(Ottawa) Un marathon de près de 30 heures s’est terminé à la Chambre des communes vendredi soir. Les conservateurs paralysaient les travaux parlementaires depuis la soirée de jeudi avec plus d’une centaine de votes sur les dépenses du gouvernement Trudeau pour tenter de le forcer à abandonner la taxe sur le carbone.

Ils ont ainsi retardé l’avancement du projet de loi qui permet de mettre en œuvre les mesures contenues dans la dernière mise à jour économique avec 135 votes.

« Durant les 30 dernières heures, les parlementaires des quatre coins du pays se sont tenus debout, ont voté et ont représenté leurs électeurs en focalisant sur leur vision de l’avenir du pays et nous sommes heureux d’arriver éventuellement à la fin de cette période de débat », a déclaré le premier ministre Justin Trudeau à l’issue du dernier vote une vingtaine de minutes après 23 h.

Les conservateurs espéraient que les libéraux finissent par céder à la pression pour ajouter de nouvelles exemptions à la taxe sur le carbone, comme il l’a déjà fait pour les gens qui se chauffent au mazout. Ils lient cette taxe à l’augmentation du coût de la vie même si les Canadiens qui la paient reçoivent un montant compensatoire du gouvernement, plus élevé dans la majorité des cas.

Ce prix sur la pollution instauré par les libéraux en 2018 s’applique dans huit des dix provinces canadiennes. Le Québec et la Colombie-Britannique en sont exempts puisqu’elles ont leur propre système.

Le chef de l’Opposition officielle, Pierre Poilievre, n’était pas en chambre et a voté par voie électronique toute la soirée. C’est le leader adjoint à la Chambre, Luc Berthold, qui a pris la parole. « Le premier ministre a choisi de ne rien faire alors nous serons de retour dès lundi pour continuer cette lutte », a-t-il martelé avant l’adoption en troisième lecture des crédits du gouvernement.

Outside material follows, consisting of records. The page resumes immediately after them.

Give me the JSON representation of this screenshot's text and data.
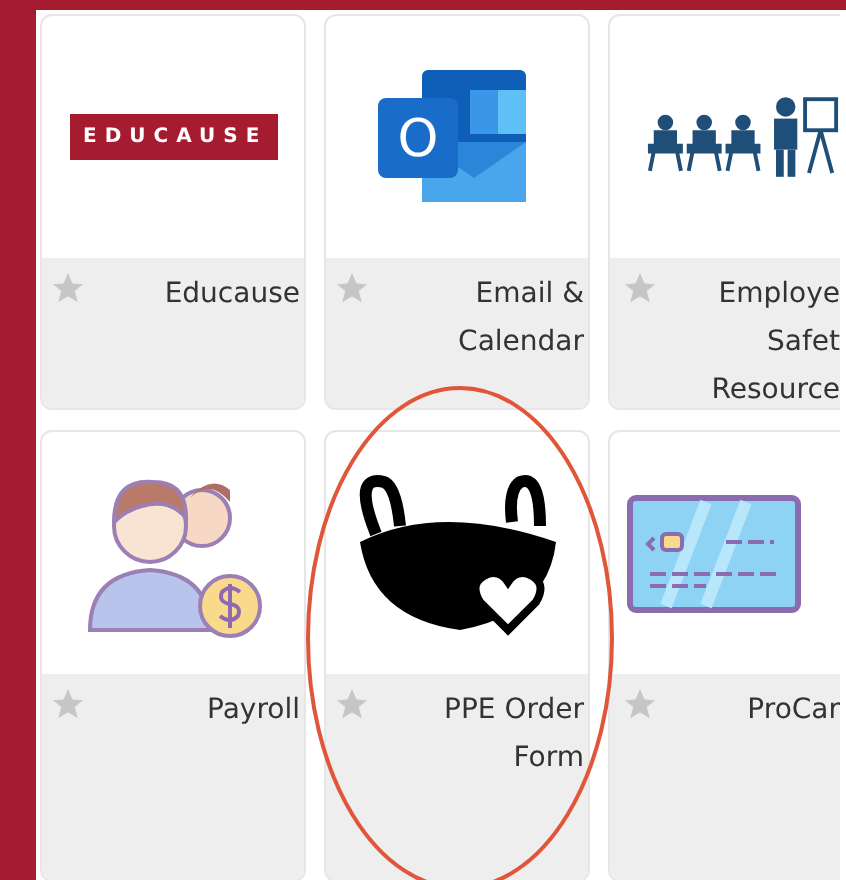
{
  "tiles": [
    {
      "kind": "wordmark",
      "logo_text": "EDUCAUSE",
      "lines": [
        "Educause"
      ],
      "favorite": false,
      "highlighted": false
    },
    {
      "kind": "mail-app",
      "logo_text": "O",
      "lines": [
        "Email &",
        "Calendar"
      ],
      "favorite": false,
      "highlighted": false
    },
    {
      "kind": "training",
      "lines": [
        "Employe",
        "Safet",
        "Resource"
      ],
      "favorite": false,
      "highlighted": false
    },
    {
      "kind": "people-money",
      "lines": [
        "Payroll"
      ],
      "favorite": false,
      "highlighted": false
    },
    {
      "kind": "mask",
      "lines": [
        "PPE Order",
        "Form"
      ],
      "favorite": false,
      "highlighted": true
    },
    {
      "kind": "card",
      "lines": [
        "ProCar"
      ],
      "favorite": false,
      "highlighted": false
    }
  ]
}
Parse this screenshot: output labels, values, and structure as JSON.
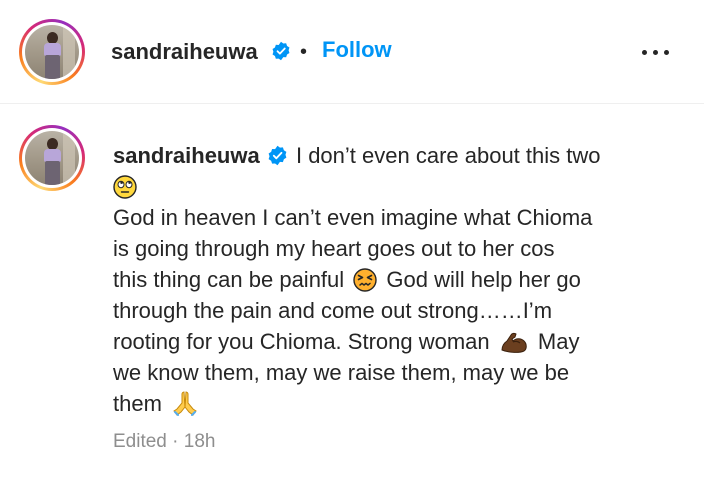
{
  "post_header": {
    "username": "sandraiheuwa",
    "separator": "•",
    "follow_label": "Follow"
  },
  "comment": {
    "username": "sandraiheuwa",
    "lines": {
      "l1": "I don’t even care about this two",
      "l2": "God in heaven I can’t even imagine what Chioma",
      "l3": "is going through my heart goes out to her cos",
      "l4a": "this thing can be painful",
      "l4b": "God will help her go",
      "l5": "through the pain and come out strong……I’m",
      "l6a": "rooting for you Chioma. Strong woman",
      "l6b": "May",
      "l7": "we know them, may we raise them, may we be",
      "l8": "them"
    },
    "emojis": [
      "face-with-rolling-eyes",
      "confounded-face",
      "flexed-biceps",
      "folded-hands"
    ],
    "edited_label": "Edited",
    "meta_separator": "·",
    "time_ago": "18h"
  },
  "colors": {
    "link_blue": "#0095f6",
    "verified_blue": "#0095f6",
    "text": "#262626",
    "muted": "#8e8e8e"
  }
}
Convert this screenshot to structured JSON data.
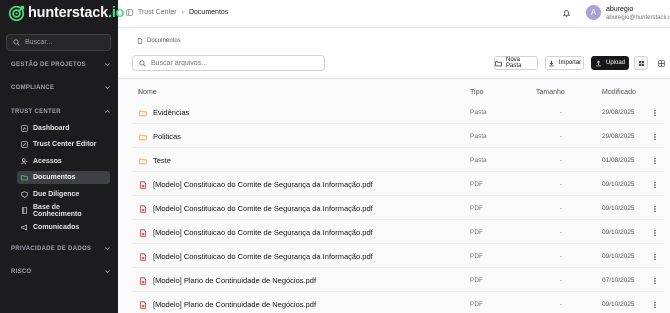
{
  "brand": {
    "name": "hunterstack",
    "suffix": ".io"
  },
  "sidebar": {
    "search_placeholder": "Buscar...",
    "sections": [
      {
        "label": "GESTÃO DE PROJETOS",
        "expanded": false
      },
      {
        "label": "COMPLIANCE",
        "expanded": false
      },
      {
        "label": "TRUST CENTER",
        "expanded": true
      },
      {
        "label": "PRIVACIDADE DE DADOS",
        "expanded": false
      },
      {
        "label": "RISCO",
        "expanded": false
      }
    ],
    "trust_items": [
      {
        "label": "Dashboard",
        "icon": "dashboard-icon",
        "active": false
      },
      {
        "label": "Trust Center Editor",
        "icon": "edit-icon",
        "active": false
      },
      {
        "label": "Acessos",
        "icon": "user-key-icon",
        "active": false
      },
      {
        "label": "Documentos",
        "icon": "folder-icon",
        "active": true
      },
      {
        "label": "Due Diligence",
        "icon": "shield-icon",
        "active": false
      },
      {
        "label": "Base de Conhecimento",
        "icon": "book-icon",
        "active": false
      },
      {
        "label": "Comunicados",
        "icon": "megaphone-icon",
        "active": false
      }
    ]
  },
  "header": {
    "breadcrumb": [
      "Trust Center",
      "Documentos"
    ],
    "user": {
      "initial": "A",
      "name": "aburegio",
      "email": "aburegio@hunterstack.io"
    }
  },
  "page": {
    "breadcrumb": "Documentos",
    "search_placeholder": "Buscar arquivos...",
    "buttons": {
      "new_folder": "Nova Pasta",
      "import": "Importar",
      "upload": "Upload"
    }
  },
  "table": {
    "columns": {
      "name": "Nome",
      "type": "Tipo",
      "size": "Tamanho",
      "modified": "Modificado"
    },
    "rows": [
      {
        "name": "Evidências",
        "kind": "folder",
        "type": "Pasta",
        "size": "-",
        "modified": "29/08/2025"
      },
      {
        "name": "Politicas",
        "kind": "folder",
        "type": "Pasta",
        "size": "-",
        "modified": "29/08/2025"
      },
      {
        "name": "Teste",
        "kind": "folder",
        "type": "Pasta",
        "size": "-",
        "modified": "01/08/2025"
      },
      {
        "name": "[Modelo] Constituicao do Comite de Segurança da Informação.pdf",
        "kind": "pdf",
        "type": "PDF",
        "size": "-",
        "modified": "09/10/2025"
      },
      {
        "name": "[Modelo] Constituicao do Comite de Segurança da Informação.pdf",
        "kind": "pdf",
        "type": "PDF",
        "size": "-",
        "modified": "09/10/2025"
      },
      {
        "name": "[Modelo] Constituicao do Comite de Segurança da Informação.pdf",
        "kind": "pdf",
        "type": "PDF",
        "size": "-",
        "modified": "09/10/2025"
      },
      {
        "name": "[Modelo] Constituicao do Comite de Segurança da Informação.pdf",
        "kind": "pdf",
        "type": "PDF",
        "size": "-",
        "modified": "09/10/2025"
      },
      {
        "name": "[Modelo] Plano de Continuidade de Negócios.pdf",
        "kind": "pdf",
        "type": "PDF",
        "size": "-",
        "modified": "07/10/2025"
      },
      {
        "name": "[Modelo] Plano de Continuidade de Negócios.pdf",
        "kind": "pdf",
        "type": "PDF",
        "size": "-",
        "modified": "09/10/2025"
      }
    ]
  },
  "colors": {
    "accent": "#4ade80",
    "folder": "#e9a23b",
    "pdf": "#dc2626",
    "sidebar_bg": "#1c1c1f"
  }
}
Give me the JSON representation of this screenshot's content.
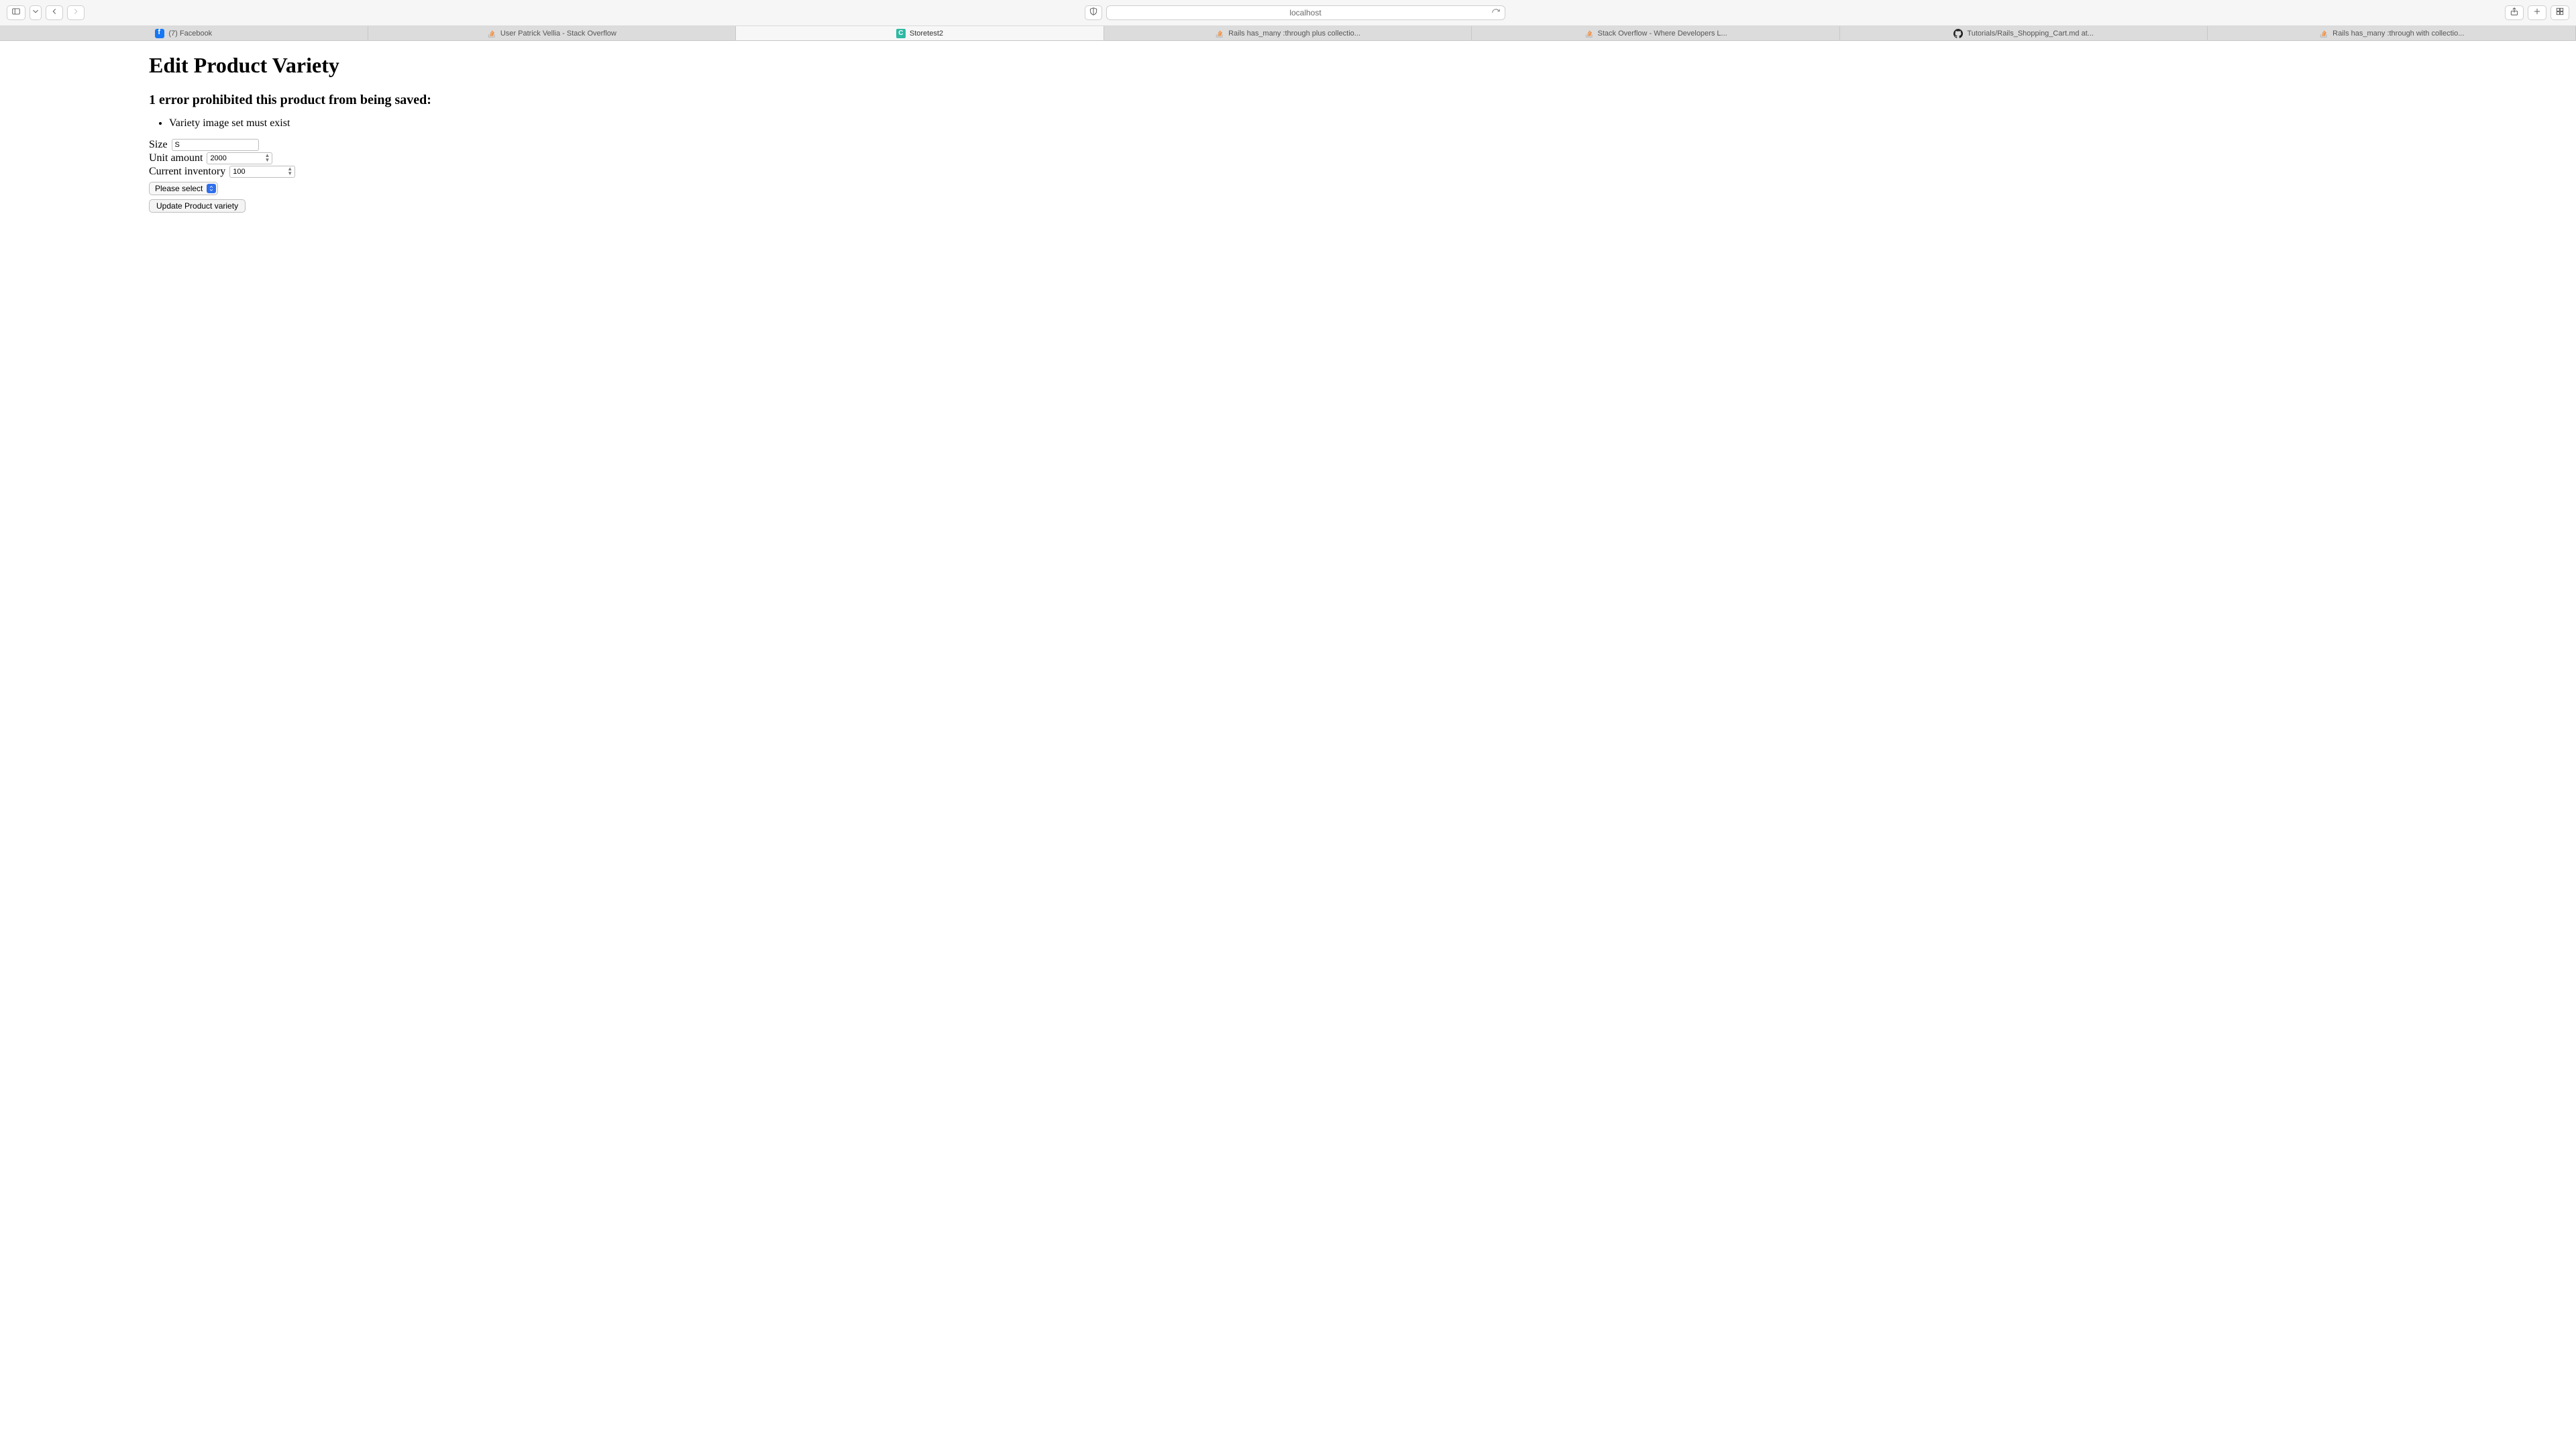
{
  "browser": {
    "address": "localhost"
  },
  "tabs": [
    {
      "label": "(7) Facebook",
      "icon": "facebook",
      "active": false
    },
    {
      "label": "User Patrick Vellia - Stack Overflow",
      "icon": "stackoverflow",
      "active": false
    },
    {
      "label": "Storetest2",
      "icon": "store",
      "active": true
    },
    {
      "label": "Rails has_many :through plus collectio...",
      "icon": "stackoverflow",
      "active": false
    },
    {
      "label": "Stack Overflow - Where Developers L...",
      "icon": "stackoverflow",
      "active": false
    },
    {
      "label": "Tutorials/Rails_Shopping_Cart.md at...",
      "icon": "github",
      "active": false
    },
    {
      "label": "Rails has_many :through with collectio...",
      "icon": "stackoverflow",
      "active": false
    }
  ],
  "page": {
    "title": "Edit Product Variety",
    "error_heading": "1 error prohibited this product from being saved:",
    "errors": [
      "Variety image set must exist"
    ],
    "form": {
      "size_label": "Size",
      "size_value": "S",
      "unit_amount_label": "Unit amount",
      "unit_amount_value": "2000",
      "current_inventory_label": "Current inventory",
      "current_inventory_value": "100",
      "select_placeholder": "Please select",
      "submit_label": "Update Product variety"
    }
  }
}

Plus tôt dans la journée, la leader du gouvernement en chambre, Karina Gould, avait accusé le chef conservateur Pierre Poilievre de manquer d’honnêteté. « Ce n’est pas le cas que le prix sur la pollution est la seule cause de l’inflation au Canada », a-t-elle rappelé.

PHOTO JUSTIN TANG, ARCHIVES LA PRESSE CANADIENNE

Karina Gould

La taxe sur le carbone contribue seulement à 0,1 % de l’inflation annuellement, selon les projections de la Banque du Canada.

Elle a accusé M. Poilievre d’avoir recours à des tactiques dignes des républicains au sud de la frontière. « Il tente de créer le même genre de dysfonctionnement dans notre pays qu’on voit de politiciens de l’extrême droite aux États-Unis », a-t-elle soutenu.

La manœuvre fait suite au dépôt de près de 20 000 amendements mercredi alors que s’amorçait l’étude du projet de loi C-50 sur la transition juste au comité permanent des ressources naturelles. La législation vise à protéger la main-d’œuvre du secteur de l’énergie dans la transition vers une économie verte.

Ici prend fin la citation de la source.